RAJAN JAIRATH Vs. MONITA MEHTA

Decided On November 05, 2012
Rajan Jairath Appellant
V/S
Monita Mehta Respondents

JUDGEMENT

(1.) This order shall dispose of Civil Revision Nos. 2192 of 2011 and 457 of 2012, as common questions of law and facts are involved in both the cases. For reference, facts are taken from Civil Revision No. 2192 of 2011. The Civil Judge (Senior Division), Chandigarh, vide order dated 19.01.2011, while deciding the application under Section 26 of the Hindu Marriage Act, 1955 (for brevity 'the Act'), for interim custody of his minor children namely Abhimaniyu Jairath and Sakshi Jairath, partly allowed the same and instead of interim custody, the visitation rights were granted to the petitioner and the petitioner was allowed to meet his children in a month i.e. on every second Saturday of the month for two hours i.e. from 2.00 P.M. to 4.00 P.M. in the Court room itself. The respondent-Monita was also directed to produce the children in the Court for the purpose of meeting on every second Saturday of the month at 2.00 P.M., during the pendency of the case. It was further made clear that if any second Saturday happens to be holiday, then the petitioner would be entitled to meet the children on the next working day of the Court. In fact, the trial Court had allowed the visitation rights to the petitioner to see both the children and not one child.

(2.) Feeling dissatisfied, the petitioner has filed Civil Revision No. 2192 of 2011 for modification of the impugned order by praying that the visitation rights be liberalised by way of allowing the children to stay at his house at Chandigarh and he be permitted to take them to the trips and the interim custody of the minor children be granted to him.
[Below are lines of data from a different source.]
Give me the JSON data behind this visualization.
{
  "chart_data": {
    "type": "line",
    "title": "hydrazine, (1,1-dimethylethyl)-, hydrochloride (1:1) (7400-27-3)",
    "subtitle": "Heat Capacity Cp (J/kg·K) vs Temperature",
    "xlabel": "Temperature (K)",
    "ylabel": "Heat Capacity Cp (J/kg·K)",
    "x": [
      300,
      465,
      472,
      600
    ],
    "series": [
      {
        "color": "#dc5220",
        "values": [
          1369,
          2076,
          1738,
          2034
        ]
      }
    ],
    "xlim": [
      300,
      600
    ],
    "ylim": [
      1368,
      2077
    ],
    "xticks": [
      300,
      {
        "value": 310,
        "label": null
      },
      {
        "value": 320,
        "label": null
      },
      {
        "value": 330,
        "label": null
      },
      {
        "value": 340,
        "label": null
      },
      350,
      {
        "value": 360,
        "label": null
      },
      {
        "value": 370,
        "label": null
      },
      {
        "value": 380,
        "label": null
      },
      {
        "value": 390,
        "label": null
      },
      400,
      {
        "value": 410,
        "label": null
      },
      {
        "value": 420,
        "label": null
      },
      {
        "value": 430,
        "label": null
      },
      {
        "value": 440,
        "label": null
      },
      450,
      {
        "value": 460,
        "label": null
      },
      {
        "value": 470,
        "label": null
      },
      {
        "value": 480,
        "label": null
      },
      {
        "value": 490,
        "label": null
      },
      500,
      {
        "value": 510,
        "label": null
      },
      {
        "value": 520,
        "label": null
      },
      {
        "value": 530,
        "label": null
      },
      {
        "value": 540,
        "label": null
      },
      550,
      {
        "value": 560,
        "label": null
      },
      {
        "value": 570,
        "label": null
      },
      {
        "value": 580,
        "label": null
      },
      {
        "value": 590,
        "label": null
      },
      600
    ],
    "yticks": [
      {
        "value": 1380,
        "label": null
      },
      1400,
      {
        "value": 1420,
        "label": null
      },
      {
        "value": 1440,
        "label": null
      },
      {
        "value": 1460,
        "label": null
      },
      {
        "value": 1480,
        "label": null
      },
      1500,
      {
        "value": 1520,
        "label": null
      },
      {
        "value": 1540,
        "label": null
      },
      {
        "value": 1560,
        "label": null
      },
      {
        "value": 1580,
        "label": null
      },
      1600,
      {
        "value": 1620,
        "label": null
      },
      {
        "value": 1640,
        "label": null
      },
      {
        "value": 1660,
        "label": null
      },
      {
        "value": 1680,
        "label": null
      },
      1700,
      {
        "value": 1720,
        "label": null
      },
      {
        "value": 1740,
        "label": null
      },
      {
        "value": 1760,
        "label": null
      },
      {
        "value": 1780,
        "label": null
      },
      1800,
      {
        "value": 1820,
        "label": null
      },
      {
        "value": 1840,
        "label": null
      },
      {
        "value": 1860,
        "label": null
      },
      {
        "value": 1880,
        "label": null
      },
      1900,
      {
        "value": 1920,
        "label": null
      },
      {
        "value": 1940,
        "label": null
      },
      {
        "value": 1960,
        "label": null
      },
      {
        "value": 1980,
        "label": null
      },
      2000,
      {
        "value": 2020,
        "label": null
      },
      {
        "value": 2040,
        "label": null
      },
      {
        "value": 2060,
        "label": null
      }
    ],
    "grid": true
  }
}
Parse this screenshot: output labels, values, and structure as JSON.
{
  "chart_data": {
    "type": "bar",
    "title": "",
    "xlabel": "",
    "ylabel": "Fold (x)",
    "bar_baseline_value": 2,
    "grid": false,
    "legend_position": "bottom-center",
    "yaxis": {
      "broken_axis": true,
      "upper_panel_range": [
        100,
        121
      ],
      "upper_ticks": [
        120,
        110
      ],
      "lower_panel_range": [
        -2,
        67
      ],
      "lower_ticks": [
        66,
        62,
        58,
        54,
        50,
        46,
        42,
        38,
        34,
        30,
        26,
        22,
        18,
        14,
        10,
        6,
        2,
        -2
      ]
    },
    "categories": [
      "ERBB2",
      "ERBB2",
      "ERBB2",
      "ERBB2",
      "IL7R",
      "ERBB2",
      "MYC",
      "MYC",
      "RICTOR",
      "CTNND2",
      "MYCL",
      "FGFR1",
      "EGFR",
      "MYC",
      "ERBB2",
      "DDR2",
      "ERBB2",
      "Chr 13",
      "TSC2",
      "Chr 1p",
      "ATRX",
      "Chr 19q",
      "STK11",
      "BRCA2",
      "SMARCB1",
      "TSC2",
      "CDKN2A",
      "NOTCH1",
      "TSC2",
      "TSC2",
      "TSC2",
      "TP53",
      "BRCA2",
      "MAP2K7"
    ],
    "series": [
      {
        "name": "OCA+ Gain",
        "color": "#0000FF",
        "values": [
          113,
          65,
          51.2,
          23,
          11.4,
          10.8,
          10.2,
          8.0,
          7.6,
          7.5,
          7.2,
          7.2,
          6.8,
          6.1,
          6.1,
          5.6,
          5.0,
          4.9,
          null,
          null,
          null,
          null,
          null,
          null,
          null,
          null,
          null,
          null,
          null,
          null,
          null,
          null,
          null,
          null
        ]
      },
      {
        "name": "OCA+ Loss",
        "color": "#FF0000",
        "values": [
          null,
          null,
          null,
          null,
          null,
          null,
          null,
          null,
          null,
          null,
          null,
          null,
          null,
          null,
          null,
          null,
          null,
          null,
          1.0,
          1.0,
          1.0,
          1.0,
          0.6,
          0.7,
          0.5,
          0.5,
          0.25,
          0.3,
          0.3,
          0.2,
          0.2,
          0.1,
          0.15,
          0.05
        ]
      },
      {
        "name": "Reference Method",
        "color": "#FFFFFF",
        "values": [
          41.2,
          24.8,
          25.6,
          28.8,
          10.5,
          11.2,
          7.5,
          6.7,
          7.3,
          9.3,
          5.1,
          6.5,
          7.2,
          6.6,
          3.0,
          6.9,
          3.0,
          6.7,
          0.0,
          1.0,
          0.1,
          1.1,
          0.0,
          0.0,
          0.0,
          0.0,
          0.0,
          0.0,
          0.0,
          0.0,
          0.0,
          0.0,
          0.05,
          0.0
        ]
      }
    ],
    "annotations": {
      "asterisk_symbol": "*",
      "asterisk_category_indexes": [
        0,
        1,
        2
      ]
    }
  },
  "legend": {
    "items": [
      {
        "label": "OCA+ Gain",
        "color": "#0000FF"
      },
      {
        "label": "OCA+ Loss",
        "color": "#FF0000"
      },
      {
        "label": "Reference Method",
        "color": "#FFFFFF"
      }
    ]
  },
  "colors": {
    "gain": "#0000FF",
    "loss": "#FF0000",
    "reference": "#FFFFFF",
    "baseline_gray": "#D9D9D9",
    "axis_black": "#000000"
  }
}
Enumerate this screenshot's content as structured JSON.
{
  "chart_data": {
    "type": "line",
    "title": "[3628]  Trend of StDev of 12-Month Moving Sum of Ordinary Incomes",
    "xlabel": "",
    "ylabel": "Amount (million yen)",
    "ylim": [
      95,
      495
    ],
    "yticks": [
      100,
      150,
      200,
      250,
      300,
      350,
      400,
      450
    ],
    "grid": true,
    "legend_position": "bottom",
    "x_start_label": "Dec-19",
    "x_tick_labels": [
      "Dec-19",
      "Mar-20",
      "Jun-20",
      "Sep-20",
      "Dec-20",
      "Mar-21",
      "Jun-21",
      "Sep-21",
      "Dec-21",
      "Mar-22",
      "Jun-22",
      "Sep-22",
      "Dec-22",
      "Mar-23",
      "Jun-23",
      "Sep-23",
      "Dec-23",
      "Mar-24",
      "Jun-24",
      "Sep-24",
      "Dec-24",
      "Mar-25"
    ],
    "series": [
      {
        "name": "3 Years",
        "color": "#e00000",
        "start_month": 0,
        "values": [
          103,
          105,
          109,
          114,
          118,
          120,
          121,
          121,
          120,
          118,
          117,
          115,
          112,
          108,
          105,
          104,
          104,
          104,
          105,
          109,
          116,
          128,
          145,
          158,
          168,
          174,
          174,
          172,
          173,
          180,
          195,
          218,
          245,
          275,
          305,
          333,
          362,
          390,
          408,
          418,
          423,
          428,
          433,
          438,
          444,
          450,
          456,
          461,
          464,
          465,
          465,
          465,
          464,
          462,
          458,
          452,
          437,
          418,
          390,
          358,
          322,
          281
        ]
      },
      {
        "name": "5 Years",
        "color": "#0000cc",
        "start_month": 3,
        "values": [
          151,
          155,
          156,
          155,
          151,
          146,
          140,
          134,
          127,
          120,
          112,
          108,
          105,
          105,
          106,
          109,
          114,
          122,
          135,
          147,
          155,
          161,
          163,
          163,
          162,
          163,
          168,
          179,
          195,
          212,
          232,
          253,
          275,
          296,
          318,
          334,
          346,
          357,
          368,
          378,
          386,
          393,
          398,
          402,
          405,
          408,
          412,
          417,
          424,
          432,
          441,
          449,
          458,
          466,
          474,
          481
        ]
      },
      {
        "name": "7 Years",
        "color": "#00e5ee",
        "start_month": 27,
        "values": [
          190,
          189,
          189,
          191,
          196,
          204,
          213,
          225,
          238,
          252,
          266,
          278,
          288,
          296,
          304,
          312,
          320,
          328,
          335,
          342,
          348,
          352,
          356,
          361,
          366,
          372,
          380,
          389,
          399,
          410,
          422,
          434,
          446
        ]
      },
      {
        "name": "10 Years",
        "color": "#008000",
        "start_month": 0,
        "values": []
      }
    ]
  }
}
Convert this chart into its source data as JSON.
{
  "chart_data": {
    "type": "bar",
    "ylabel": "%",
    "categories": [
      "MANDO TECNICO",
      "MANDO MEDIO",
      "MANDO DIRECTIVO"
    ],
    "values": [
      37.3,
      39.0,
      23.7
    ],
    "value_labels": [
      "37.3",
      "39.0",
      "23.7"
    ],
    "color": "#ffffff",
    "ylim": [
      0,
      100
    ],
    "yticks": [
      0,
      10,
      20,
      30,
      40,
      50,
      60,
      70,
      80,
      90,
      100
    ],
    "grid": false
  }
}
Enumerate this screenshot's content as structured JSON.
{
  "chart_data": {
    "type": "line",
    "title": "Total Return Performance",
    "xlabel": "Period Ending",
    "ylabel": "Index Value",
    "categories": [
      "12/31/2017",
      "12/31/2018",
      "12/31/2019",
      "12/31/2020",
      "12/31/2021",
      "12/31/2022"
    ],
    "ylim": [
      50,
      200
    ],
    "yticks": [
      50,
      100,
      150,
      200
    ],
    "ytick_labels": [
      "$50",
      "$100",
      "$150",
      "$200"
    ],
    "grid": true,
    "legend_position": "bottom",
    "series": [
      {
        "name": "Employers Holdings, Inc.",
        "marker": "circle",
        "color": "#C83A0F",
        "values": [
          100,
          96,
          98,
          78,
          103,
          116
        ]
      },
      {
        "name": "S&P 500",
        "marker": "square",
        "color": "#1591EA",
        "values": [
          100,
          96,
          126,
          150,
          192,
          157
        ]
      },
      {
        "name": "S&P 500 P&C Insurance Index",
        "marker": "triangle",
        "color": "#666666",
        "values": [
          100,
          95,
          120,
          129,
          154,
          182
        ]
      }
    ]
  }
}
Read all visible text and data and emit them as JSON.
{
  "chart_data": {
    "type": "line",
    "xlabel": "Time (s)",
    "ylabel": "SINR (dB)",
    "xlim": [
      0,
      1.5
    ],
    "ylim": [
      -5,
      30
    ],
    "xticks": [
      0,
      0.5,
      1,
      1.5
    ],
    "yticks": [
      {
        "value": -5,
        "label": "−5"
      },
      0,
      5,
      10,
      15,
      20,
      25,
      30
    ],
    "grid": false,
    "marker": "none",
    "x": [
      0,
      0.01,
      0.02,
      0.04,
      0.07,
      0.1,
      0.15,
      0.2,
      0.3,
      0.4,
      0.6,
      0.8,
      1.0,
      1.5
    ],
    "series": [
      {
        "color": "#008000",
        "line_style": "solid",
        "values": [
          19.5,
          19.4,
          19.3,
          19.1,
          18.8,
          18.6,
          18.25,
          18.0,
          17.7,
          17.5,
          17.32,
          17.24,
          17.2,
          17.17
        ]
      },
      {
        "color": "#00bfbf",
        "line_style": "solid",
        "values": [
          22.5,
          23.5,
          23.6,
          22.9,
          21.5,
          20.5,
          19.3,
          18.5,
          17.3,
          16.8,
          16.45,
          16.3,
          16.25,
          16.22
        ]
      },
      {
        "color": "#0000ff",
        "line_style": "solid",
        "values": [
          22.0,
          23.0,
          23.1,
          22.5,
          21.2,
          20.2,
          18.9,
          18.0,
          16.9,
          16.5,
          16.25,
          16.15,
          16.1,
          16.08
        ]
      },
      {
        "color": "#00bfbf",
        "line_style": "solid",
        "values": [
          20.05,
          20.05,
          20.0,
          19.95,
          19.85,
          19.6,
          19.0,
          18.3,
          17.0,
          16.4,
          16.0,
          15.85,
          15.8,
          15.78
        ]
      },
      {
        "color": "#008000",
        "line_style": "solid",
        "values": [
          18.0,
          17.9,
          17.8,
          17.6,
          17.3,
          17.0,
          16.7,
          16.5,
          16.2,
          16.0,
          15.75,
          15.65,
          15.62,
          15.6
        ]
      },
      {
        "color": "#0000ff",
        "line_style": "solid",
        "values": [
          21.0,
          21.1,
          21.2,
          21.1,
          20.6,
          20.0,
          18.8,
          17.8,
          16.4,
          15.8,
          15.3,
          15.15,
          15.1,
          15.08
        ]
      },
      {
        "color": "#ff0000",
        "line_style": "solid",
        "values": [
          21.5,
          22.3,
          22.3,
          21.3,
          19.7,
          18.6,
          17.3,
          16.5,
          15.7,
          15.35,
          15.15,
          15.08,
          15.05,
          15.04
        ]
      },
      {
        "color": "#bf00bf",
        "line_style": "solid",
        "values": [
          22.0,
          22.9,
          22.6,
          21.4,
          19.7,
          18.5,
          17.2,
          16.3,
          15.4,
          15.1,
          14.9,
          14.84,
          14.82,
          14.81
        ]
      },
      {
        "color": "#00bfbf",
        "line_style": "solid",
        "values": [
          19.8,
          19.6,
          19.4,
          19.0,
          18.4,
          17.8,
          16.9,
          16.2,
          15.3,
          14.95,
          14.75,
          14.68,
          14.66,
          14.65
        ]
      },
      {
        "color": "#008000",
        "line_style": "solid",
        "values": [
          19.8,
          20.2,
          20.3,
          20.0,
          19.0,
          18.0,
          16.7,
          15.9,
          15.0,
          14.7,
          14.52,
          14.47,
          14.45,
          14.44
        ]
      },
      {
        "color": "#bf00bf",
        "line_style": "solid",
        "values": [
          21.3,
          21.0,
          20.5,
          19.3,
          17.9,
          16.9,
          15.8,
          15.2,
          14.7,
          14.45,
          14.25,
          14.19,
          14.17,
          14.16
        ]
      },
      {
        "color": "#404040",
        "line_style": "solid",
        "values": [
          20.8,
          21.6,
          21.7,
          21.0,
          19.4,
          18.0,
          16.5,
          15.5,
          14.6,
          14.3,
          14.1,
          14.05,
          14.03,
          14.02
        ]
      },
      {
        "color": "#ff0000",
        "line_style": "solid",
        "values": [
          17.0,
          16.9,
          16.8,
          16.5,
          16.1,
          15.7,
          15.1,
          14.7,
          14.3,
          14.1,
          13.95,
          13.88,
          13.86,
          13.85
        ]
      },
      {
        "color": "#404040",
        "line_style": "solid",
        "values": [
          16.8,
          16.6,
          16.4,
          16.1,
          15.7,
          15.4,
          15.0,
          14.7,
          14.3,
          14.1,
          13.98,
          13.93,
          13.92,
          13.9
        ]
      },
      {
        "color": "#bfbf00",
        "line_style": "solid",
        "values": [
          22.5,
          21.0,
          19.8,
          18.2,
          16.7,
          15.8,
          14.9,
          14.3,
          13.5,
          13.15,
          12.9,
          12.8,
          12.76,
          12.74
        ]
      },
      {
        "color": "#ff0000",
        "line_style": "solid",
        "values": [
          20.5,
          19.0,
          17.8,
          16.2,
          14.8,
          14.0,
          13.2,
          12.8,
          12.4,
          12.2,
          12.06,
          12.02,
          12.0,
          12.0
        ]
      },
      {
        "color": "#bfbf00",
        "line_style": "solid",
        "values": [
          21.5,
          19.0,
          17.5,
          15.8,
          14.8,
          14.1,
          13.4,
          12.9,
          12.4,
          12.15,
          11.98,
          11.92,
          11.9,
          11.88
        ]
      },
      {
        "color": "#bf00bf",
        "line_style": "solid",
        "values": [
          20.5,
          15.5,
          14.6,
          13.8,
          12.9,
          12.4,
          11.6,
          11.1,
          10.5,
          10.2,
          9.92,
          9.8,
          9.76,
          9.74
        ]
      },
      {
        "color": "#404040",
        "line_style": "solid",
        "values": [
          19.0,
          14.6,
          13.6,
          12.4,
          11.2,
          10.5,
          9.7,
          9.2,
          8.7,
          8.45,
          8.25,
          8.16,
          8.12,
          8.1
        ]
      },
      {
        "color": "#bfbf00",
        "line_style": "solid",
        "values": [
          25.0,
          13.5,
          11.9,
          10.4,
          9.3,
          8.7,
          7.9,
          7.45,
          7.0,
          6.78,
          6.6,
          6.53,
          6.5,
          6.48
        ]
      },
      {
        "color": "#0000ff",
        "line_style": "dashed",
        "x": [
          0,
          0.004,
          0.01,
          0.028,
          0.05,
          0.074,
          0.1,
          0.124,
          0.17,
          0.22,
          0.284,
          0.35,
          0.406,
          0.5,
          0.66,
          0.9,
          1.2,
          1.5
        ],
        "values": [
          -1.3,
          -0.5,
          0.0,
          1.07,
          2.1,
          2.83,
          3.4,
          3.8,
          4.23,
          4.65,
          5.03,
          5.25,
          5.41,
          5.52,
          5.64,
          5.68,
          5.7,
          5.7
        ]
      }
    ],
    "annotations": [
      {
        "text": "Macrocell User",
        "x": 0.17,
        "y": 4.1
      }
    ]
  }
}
(3.) Similarly, Monita Mehta-respondent (mother of the minors) has challenged the impugned order by filing Civil Revision No. 457 of 2012 for quashing the order. She has stated that the children are in her custody and the petitioner has not complied with the directions, issued by the guardian Court. It was further submitted that the minor children are neither ready to meet the petitioner nor the petitioner is ready to meet them, therefore, the impugned order should be quashed.